Cisco Defense Orchestrator (CDO) provides several reports that you can use to analyze the impact of your security policies on the traffic going through your Firepower Threat Defense (FTD) devices. An executive summary report summarizes the most impactful malware, threats, and impacted security intelligence. CDO polls devices every hour to collect events. To learn more about what the executive summary offers, see FTD Executive Summary Report for more information.
Important: FTD reports are only available in an FTD device is currently onboarded to your tenant and reports are generated hourly and are not part of the request for events, so events and reports are not available at the same cadence. After initially onboarding your FTD device, CDO may take up to two hours to generate reports. Until there are reports to display, the Reports tab under the Monitoring option may not be visible.
If you are a Security Analytics and Logging subscriber, Network Reports do not reflect the events forwarded to the Secure Event Connector.
Note: The data used in traffic-related reports is collected from events triggered by the access control rules, and other security policies. The generated report does not reflect traffic for rules where logging is not enabled, or rules that have not been triggered. Ensure that you configure your rules with the information that matters to you.

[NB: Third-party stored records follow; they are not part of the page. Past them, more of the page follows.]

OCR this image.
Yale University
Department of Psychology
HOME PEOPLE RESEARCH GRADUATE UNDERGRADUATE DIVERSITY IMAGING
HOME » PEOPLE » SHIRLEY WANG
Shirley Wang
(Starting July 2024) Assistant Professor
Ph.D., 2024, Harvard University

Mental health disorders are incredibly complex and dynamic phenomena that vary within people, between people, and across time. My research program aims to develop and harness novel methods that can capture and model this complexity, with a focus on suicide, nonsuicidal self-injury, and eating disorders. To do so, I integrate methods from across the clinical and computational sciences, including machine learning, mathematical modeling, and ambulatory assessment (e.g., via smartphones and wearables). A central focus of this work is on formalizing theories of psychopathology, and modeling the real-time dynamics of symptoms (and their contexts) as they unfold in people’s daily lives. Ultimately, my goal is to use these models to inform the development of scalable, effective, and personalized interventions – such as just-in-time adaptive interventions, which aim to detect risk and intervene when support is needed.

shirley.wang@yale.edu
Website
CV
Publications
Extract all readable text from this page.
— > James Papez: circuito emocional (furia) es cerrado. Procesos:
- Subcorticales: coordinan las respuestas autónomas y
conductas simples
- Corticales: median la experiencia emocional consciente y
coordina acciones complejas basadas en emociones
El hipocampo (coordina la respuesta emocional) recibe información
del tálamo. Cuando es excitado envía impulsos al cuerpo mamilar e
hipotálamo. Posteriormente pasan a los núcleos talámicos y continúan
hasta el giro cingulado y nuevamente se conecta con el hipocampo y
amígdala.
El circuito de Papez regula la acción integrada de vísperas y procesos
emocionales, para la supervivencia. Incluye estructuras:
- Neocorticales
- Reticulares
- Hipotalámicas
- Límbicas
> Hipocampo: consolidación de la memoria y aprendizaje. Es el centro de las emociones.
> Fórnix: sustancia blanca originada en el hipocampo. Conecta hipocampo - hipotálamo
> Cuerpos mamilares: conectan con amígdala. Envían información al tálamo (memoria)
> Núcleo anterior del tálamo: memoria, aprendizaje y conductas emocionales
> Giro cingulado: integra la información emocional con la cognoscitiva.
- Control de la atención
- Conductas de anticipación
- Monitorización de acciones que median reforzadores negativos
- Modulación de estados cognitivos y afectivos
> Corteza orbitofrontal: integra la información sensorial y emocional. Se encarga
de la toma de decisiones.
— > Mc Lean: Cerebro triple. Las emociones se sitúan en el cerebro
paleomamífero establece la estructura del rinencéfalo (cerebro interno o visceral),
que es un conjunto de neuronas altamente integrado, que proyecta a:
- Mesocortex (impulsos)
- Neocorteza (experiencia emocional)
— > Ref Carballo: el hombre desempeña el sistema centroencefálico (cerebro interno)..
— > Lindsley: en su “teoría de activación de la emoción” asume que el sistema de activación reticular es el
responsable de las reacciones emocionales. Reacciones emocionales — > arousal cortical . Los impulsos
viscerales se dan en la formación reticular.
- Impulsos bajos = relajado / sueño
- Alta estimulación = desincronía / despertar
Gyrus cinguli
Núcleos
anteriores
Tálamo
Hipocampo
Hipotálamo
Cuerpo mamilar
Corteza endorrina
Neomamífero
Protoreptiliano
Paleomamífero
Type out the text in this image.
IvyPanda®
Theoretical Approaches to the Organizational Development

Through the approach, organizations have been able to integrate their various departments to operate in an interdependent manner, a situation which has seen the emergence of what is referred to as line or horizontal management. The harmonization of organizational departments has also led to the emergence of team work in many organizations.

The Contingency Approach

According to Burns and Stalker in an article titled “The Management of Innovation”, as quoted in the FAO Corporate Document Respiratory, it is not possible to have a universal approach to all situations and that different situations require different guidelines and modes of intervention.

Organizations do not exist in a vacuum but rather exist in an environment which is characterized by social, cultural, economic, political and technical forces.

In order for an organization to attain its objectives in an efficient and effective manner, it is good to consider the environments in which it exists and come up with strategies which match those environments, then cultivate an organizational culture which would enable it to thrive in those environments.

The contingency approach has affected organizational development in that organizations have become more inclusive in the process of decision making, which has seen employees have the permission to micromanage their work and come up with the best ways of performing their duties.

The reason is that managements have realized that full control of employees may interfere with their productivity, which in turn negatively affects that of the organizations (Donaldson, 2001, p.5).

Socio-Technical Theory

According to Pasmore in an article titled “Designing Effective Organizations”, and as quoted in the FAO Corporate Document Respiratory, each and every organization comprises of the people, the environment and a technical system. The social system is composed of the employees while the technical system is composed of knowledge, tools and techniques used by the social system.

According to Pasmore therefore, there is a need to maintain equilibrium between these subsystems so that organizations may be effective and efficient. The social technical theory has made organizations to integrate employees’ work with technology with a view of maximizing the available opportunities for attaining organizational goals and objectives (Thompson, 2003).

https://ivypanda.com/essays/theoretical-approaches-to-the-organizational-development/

Use the following procedure to generate an FTD Executive Summary Report:
- In the navigation pane, click Monitoring > Executive Summary Report.
- Select the time range for the reports: Last 24 Hours, Last 7 Days, Last 30 Days, or Last 90 Days.
- (Optional) Click the filter icon to generate a report on a custom list of devices.
- Click Generate Report (PDF).
- Click Save to save the report as a PDF. Browse for the save location and click Save. If you decide not to save the report, click Cancel at any time.